Wichtige Herzensschlüssel für die Gefühle von Stolz, Scham, Entwürdigung und die Angst davor können sein:

 

  • die Erlaubnis, da sein zu dürfen
  • Raum (d. h. Raum im eigenen Bewusstsein und im inneren Erleben einnehmen zu dürfen)
  • bewusst wahrgenommen und gefühlt zu werden
  • von innerer Verurteilung befreit zu werden

    • damit ist gemeint, sich selber seine Gefühle von Stolz, Scham, Entwürdigt-sein, und den damit verbundenen Ängsten und dem Schmerz des "Ungeliebt-Fühlens" (der höchstwahrscheinlich darunter liegt) im inneren Erleben zuzugestehen, zuzulassen und diesen nicht mehr ablehnend gegenüber zu stehen (es sind "nur" Gefühle! - die gleichwohl als Gefühle Beachtung und Wertschätzung verdienen)

     

    • Nicht gemeint damit ist der Wunsch, dass die eigene Person oder "Persönlichkeit" von Verurteilung befreit werde.

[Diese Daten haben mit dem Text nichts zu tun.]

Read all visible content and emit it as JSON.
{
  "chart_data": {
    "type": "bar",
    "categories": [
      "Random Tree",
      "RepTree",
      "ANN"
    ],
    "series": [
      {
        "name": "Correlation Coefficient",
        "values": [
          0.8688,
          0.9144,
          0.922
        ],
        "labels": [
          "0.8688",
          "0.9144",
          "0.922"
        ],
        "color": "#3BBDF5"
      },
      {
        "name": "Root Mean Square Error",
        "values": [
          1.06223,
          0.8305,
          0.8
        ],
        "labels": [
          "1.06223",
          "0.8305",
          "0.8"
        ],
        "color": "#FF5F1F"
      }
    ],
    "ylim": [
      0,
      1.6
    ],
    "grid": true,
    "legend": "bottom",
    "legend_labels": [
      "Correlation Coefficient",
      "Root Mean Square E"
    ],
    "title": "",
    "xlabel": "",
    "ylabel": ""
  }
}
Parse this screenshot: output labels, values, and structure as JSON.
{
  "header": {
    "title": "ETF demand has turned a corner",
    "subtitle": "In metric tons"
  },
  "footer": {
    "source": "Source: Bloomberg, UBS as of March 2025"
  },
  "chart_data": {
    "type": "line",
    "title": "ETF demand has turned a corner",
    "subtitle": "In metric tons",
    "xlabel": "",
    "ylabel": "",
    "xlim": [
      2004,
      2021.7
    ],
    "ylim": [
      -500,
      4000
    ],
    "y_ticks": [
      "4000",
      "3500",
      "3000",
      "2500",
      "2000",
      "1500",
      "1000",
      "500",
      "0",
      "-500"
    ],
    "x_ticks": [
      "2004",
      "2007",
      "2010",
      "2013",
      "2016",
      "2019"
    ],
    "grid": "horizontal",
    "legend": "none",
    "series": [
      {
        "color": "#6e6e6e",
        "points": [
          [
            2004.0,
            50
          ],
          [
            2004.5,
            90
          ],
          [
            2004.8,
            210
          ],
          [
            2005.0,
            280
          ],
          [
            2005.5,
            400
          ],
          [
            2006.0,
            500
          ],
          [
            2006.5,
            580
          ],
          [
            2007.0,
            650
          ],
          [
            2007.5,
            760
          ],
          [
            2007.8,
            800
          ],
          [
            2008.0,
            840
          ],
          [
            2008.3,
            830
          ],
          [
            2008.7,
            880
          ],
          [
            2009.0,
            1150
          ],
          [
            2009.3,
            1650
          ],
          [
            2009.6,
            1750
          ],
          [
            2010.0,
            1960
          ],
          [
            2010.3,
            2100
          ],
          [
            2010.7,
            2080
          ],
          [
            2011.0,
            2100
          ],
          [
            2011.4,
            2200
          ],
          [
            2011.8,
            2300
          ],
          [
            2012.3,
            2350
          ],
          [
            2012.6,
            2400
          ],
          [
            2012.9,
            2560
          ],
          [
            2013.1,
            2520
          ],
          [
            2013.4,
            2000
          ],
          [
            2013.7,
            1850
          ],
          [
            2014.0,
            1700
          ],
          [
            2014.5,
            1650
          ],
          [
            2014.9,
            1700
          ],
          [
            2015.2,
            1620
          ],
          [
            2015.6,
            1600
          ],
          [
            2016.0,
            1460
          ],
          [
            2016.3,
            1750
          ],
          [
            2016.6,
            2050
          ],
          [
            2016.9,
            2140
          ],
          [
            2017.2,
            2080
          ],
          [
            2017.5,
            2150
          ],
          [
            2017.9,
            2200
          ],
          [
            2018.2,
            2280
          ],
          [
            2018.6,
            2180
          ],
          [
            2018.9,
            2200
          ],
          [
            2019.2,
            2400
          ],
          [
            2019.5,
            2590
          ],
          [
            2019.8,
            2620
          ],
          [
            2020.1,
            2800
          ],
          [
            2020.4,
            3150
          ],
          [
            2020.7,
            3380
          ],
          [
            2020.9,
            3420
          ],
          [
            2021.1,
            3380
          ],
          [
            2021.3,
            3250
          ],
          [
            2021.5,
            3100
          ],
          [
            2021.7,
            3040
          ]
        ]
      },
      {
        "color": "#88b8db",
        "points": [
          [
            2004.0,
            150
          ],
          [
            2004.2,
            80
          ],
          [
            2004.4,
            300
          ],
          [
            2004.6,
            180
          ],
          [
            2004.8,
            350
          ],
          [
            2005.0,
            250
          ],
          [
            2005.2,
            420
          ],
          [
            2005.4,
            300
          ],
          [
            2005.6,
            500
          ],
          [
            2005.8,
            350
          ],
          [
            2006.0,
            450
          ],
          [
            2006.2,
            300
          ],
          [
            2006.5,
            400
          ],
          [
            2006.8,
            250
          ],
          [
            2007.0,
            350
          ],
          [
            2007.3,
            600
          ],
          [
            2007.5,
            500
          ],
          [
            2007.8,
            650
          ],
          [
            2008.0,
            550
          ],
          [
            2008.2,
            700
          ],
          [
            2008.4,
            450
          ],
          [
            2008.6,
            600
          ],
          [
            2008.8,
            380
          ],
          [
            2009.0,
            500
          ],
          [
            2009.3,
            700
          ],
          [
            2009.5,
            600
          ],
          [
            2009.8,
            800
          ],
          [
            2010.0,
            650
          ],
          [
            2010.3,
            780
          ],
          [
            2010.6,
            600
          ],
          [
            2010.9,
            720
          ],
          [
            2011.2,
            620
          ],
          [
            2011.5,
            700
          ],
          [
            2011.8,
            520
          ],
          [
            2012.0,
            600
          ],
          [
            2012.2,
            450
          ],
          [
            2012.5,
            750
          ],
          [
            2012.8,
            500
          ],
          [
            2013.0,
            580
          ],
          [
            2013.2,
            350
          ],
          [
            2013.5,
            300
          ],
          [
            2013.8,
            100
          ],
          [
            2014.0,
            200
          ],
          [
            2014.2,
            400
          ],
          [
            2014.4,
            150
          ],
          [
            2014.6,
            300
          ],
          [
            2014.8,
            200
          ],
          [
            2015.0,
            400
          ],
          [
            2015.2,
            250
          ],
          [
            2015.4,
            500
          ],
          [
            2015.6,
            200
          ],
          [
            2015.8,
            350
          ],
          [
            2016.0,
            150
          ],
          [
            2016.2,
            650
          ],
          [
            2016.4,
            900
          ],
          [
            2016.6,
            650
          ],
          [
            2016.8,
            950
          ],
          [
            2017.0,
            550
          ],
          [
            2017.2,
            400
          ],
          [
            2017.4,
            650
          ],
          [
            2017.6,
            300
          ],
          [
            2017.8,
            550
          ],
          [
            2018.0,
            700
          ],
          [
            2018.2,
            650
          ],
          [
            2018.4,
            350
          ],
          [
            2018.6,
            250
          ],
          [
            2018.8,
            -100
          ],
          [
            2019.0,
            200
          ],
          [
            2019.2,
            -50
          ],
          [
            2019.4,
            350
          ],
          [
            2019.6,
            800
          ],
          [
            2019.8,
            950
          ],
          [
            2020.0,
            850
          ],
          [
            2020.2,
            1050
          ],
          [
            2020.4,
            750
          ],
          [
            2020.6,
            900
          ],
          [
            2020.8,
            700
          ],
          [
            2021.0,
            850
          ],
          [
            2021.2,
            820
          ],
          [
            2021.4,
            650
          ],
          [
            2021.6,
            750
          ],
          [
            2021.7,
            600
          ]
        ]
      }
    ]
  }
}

Wenn dieser Wunsch zugrunde liegt, "von außen" von einer Verurteilung befreit zu werden, liegt eine Identifkation vor (Identifikation von "ich bin/wurde verurteilt" = Gedanke, der mit einem Gefühl einhergeht), die eigens erforscht, wahrgenommen und "als Gefühl" wahrgenommen werden sollte. Auch der "Wunsch" (oder die Sehnsucht), von (außen von) einer Verurteilung befreit zu werden, kann als solcher erkannt, gefühlt und das Herz dafür geöffnet werden).
  • der wichtigste Herzensschlüssel aber ist, dass diese Gefühle "als Gefühle wahrgenommen", und nicht mit Tatsachen verwechselt werden (selbst wenn ein "tatsächlicher" - z. B. in der Öffentlichkeit erfolgter - Gesichtsverlust stattgefunden haben sollte).